Left lateral flexion also improved. The fingertips fall to the middle of the knee compared to a few inches above the knee in the before picture. The neck also laterally flexes more.
It is interesting to note that when the client made post-session comments about specific parts of the body, he noticed how range of motion increased and muscle tension decreased in his shoulders, neck, and arms. These areas of the body, however, were never directly addressed during the five sessions, excluding less than five minutes of bone cleaning on the occipital ridge and neck traction during each session wrap up. These subjective comments and objective observations of increased range of motion and reduction of tender points highlight the interconnectedness of the body and support Travell & Simons’ acknowledgement that lower girdle distortions can cause pain in the upper body (1992). This study demonstrates that correcting lower girdle distortions can also provide pain relief in the upper body without working directly on those muscles.
Although the client felt considerable relief in his upper girdle, he also became more aware of pain in his shoulders after the fourth session. It is likely that the pain in the shoulders was always present, but it took a back seat to the hip flexors and extensor that were screaming out in pain and therefore went unnoticed. The iliopsoas (chronically shortened) and hamstrings (chronically lengthened) contained the most TPs out of all the muscles addressed during treatment. Once these muscles were released and TPs were deactivated, pain from other muscles probably became more apparent to the client. The muscles in the shoulders and neck have most likely accumulated TPs from being held in a contracted (shortened) or over-stretched (lengthened) state for so long. The short muscles need to be released and stretched, and the long muscles (the ones screaming out in pain) need to be relieved and strengthened. It is important to address TPs in these areas after addressing the underlying factor, in this case the anterior pelvic tilt. Correcting the anterior pelvic tilt releases tension and makes it possible for shortened and lengthened muscles to return to a balanced state. Treating muscles and deactivating TPs in the upper girdle and neck would most likely provide more long-term pain relief. Although substantial changes were made in just four weeks, it would be beneficial to extend treatment beyond five sessions. Future research to determine the length of pain reduction and maintenance of postural alignment after the cessation of treatment would be interesting to explore.

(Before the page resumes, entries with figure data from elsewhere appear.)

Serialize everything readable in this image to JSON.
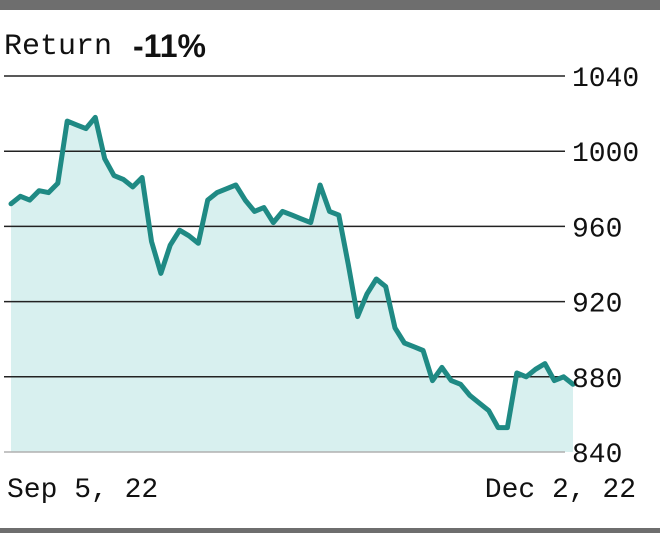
{
  "header": {
    "label": "Return",
    "value": "-11%"
  },
  "chart_data": {
    "type": "area",
    "title": "Return -11%",
    "xlabel": "",
    "ylabel": "",
    "x_tick_labels": [
      "Sep 5, 22",
      "Dec 2, 22"
    ],
    "y_ticks": [
      840,
      880,
      920,
      960,
      1000,
      1040
    ],
    "ylim": [
      840,
      1040
    ],
    "grid": "horizontal",
    "colors": {
      "line": "#1f8a84",
      "fill": "#d8f0ef",
      "grid": "#222222"
    },
    "series": [
      {
        "values": [
          972,
          976,
          974,
          979,
          978,
          983,
          1016,
          1014,
          1012,
          1018,
          996,
          987,
          985,
          981,
          986,
          952,
          935,
          950,
          958,
          955,
          951,
          974,
          978,
          980,
          982,
          974,
          968,
          970,
          962,
          968,
          966,
          964,
          962,
          982,
          968,
          966,
          940,
          912,
          924,
          932,
          928,
          906,
          898,
          896,
          894,
          878,
          885,
          878,
          876,
          870,
          866,
          862,
          853,
          853,
          882,
          880,
          884,
          887,
          878,
          880,
          876
        ]
      }
    ]
  }
}
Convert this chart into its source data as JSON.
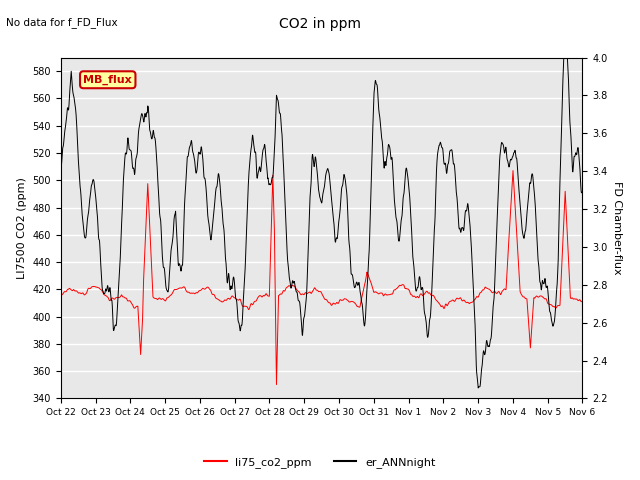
{
  "title": "CO2 in ppm",
  "subtitle": "No data for f_FD_Flux",
  "ylabel_left": "LI7500 CO2 (ppm)",
  "ylabel_right": "FD Chamber-flux",
  "ylim_left": [
    340,
    590
  ],
  "ylim_right": [
    2.2,
    4.0
  ],
  "yticks_left": [
    340,
    360,
    380,
    400,
    420,
    440,
    460,
    480,
    500,
    520,
    540,
    560,
    580
  ],
  "yticks_right": [
    2.2,
    2.4,
    2.6,
    2.8,
    3.0,
    3.2,
    3.4,
    3.6,
    3.8,
    4.0
  ],
  "xtick_labels": [
    "Oct 22",
    "Oct 23",
    "Oct 24",
    "Oct 25",
    "Oct 26",
    "Oct 27",
    "Oct 28",
    "Oct 29",
    "Oct 30",
    "Oct 31",
    "Nov 1",
    "Nov 2",
    "Nov 3",
    "Nov 4",
    "Nov 5",
    "Nov 6"
  ],
  "legend_entries": [
    "li75_co2_ppm",
    "er_ANNnight"
  ],
  "line_colors": [
    "red",
    "black"
  ],
  "mb_flux_box_color": "#ffffa0",
  "mb_flux_text_color": "#cc0000",
  "mb_flux_border_color": "#cc0000",
  "plot_bg_color": "#e8e8e8",
  "grid_color": "#ffffff",
  "fig_bg_color": "#ffffff"
}
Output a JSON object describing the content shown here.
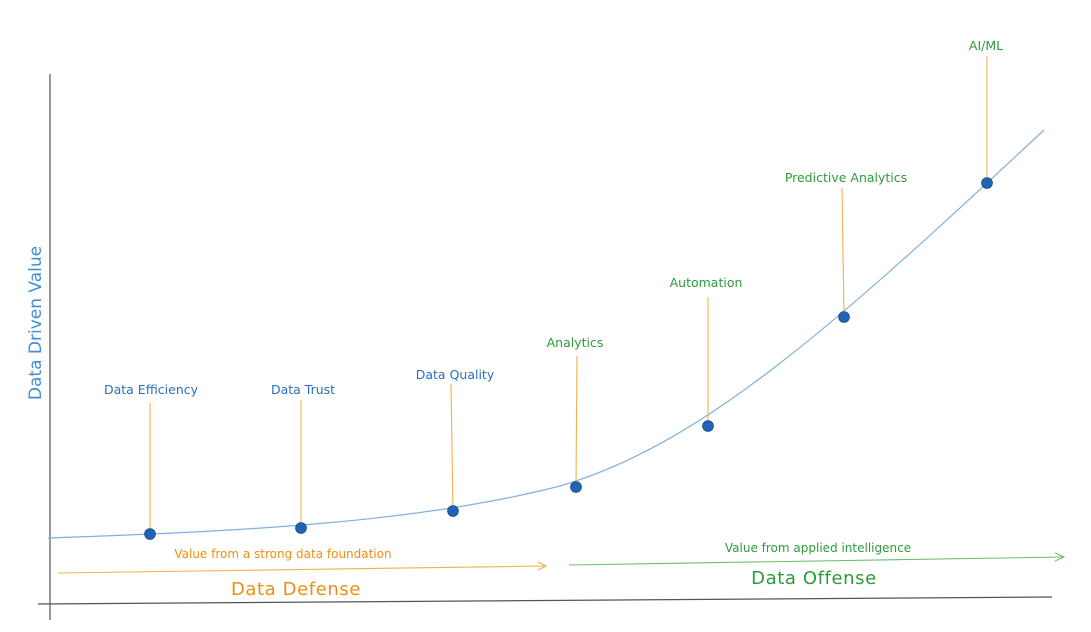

This is the first known study to examine the effects of NMT alone (without intervening factors such as nutritional advising, stretching, changing aggravating activities or other massage techniques) on bringing about structural changes in the body to address postural misalignment and reduce chronic hip, low back, and knee pain. The results of this study suggest a positive relationship between postural re-alignment effected by NMT and a reduction in chronic hip, low back, and knee pain. The structural and postural changes resulting from NMT correlated with a reduction in pain both immediately after the sessions and over the course of treatment. Postural re-alignment was clearly visible from the before and after pictures. These findings suggest that NMT can effect structural changes and postural re-alignment which corresponded to a reduction in pain in this case study. As expected based on existing literature, research, and previous experience with clients, NMT’s perspective that postural distortions and biomechanical dysfunction are “the root causes of discomfort [and] pain” holds true (Baker, 2003).
The author wishes to thank Jack Baker for generously contributing to the planning of the session design, providing the training for the treatment techniques, and for all of his editing brilliance.